Now, his posterior has become the centerpiece of his economic platform.

Forget the Trans-Pacific Partnership or NAFTA 2.0. In Trump’s vision, the entire global economic order will revolve around his glutes. Presidents, prime ministers, maybe even the Pope — all lined up like contestants on The Apprentice: International Edition, praying for a chance to smooch the seat of power.

The GOP’s Silent Squirm

Republicans, once the party of “family values,” “personal responsibility,” and the occasional beige scandal, are now awkwardly nodding as their presumptive nominee turns diplomacy into an episode of Jackass. The party that used to clutch pearls over tan suits and Dijon mustard is now effectively endorsing a foreign policy that sounds like a deleted scene from Borat.

Notably absent from the conversation? Policy proposals. Details. Coherence. But that’s the point — Trump doesn’t do policy, he does theater. And this is the performance: Big, loud, and always, always about him. Every tariff, every negotiation, every meeting — it’s all just a prelude to his ultimate fantasy: a parade of global elites paying tribute to his derriere.

America’s Rear-View Mirror

There’s something darkly poetic about all this. In 2016, Trump promised to “Make America Great Again.” By 2025, his campaign slogan may as well be “Make America Kiss My Ass.”

And let’s not kid ourselves — for a sizable chunk of voters, that’s the appeal. It’s not about lower taxes or job growth. It’s about vengeance, humiliation, domination. If Barack Obama’s presidency was about hope, Trump’s is about spite. And his posterior, apparently, is the battleground.

In a nation where politics is increasingly performative, Trump’s butt has become a stand-in for American exceptionalism. It’s not about what the U.S. can offer the world — it’s about what the world can offer Trump. And if that means a few figurative (or, heaven forbid, literal) kisses on the backside, so be it.

Satire, or Just Tuesday?

The great challenge of writing satire in the Trump era is that reality keeps doing the job for you. A few years ago, suggesting that a presidential candidate would brag about global leaders kissing his ass would be The Onion-level absurdity. Now, it’s just another Tuesday.

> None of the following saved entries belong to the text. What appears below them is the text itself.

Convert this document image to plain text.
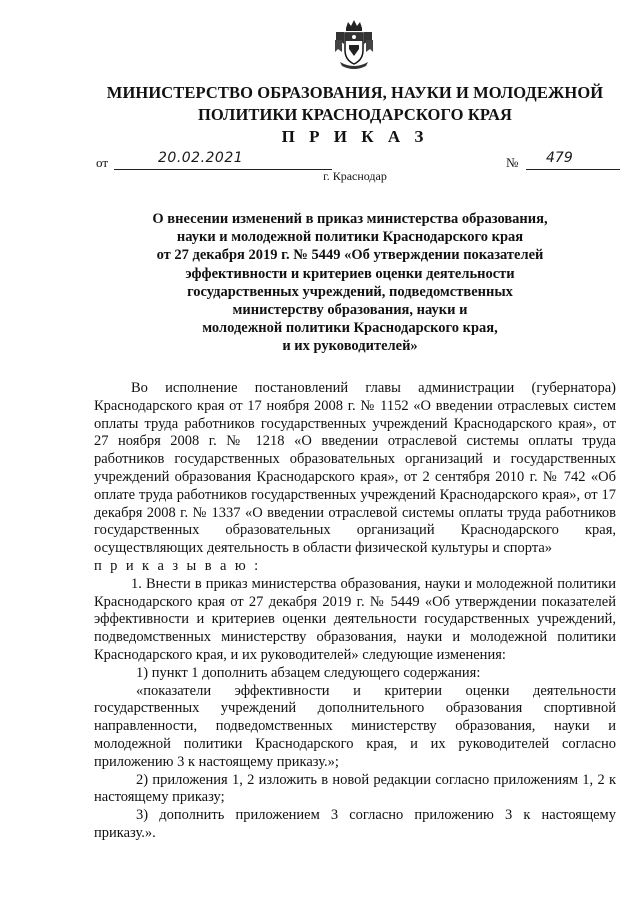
МИНИСТЕРСТВО ОБРАЗОВАНИЯ, НАУКИ И МОЛОДЕЖНОЙ
ПОЛИТИКИ КРАСНОДАРСКОГО КРАЯ
П Р И К А З
от	20.02.2021	№ 479
г. Краснодар
О внесении изменений в приказ министерства образования,
науки и молодежной политики Краснодарского края
от 27 декабря 2019 г. № 5449 «Об утверждении показателей
эффективности и критериев оценки деятельности
государственных учреждений, подведомственных
министерству образования, науки и
молодежной политики Краснодарского края,
и их руководителей»

Во исполнение постановлений главы администрации (губернатора) Краснодарского края от 17 ноября 2008 г. № 1152 «О введении отраслевых систем оплаты труда работников государственных учреждений Краснодарского края», от 27 ноября 2008 г. № 1218 «О введении отраслевой системы оплаты труда работников государственных образовательных организаций и государственных учреждений образования Краснодарского края», от 2 сентября 2010 г. № 742 «Об оплате труда работников государственных учреждений Краснодарского края», от 17 декабря 2008 г. № 1337 «О введении отраслевой системы оплаты труда работников государственных образовательных организаций Краснодарского края, осуществляющих деятельность в области физической культуры и спорта»

п р и к а з ы в а ю :

1. Внести в приказ министерства образования, науки и молодежной политики Краснодарского края от 27 декабря 2019 г. № 5449 «Об утверждении показателей эффективности и критериев оценки деятельности государственных учреждений, подведомственных министерству образования, науки и молодежной политики Краснодарского края, и их руководителей» следующие изменения:

1) пункт 1 дополнить абзацем следующего содержания:

«показатели эффективности и критерии оценки деятельности государственных учреждений дополнительного образования спортивной направленности, подведомственных министерству образования, науки и молодежной политики Краснодарского края, и их руководителей согласно приложению 3 к настоящему приказу.»;

2) приложения 1, 2 изложить в новой редакции согласно приложениям 1, 2 к настоящему приказу;

3) дополнить приложением 3 согласно приложению 3 к настоящему приказу.».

So what do we do with this?

We laugh — because otherwise, we’d scream. We write columns like this one, because the only response to such absurdity is more absurdity. And we vote, ideally for someone who doesn’t believe that America’s future depends on the elasticity of their butt cheeks.

The Final Word

Maybe one day we’ll return to a political discourse where leadership is about vision, not vanity. Where power isn’t measured in body parts, but in principles. But until then, we live in Trump’s world — where the ass is mightier than the sword, and international diplomacy begins (and ends) with a cheeky proclamation.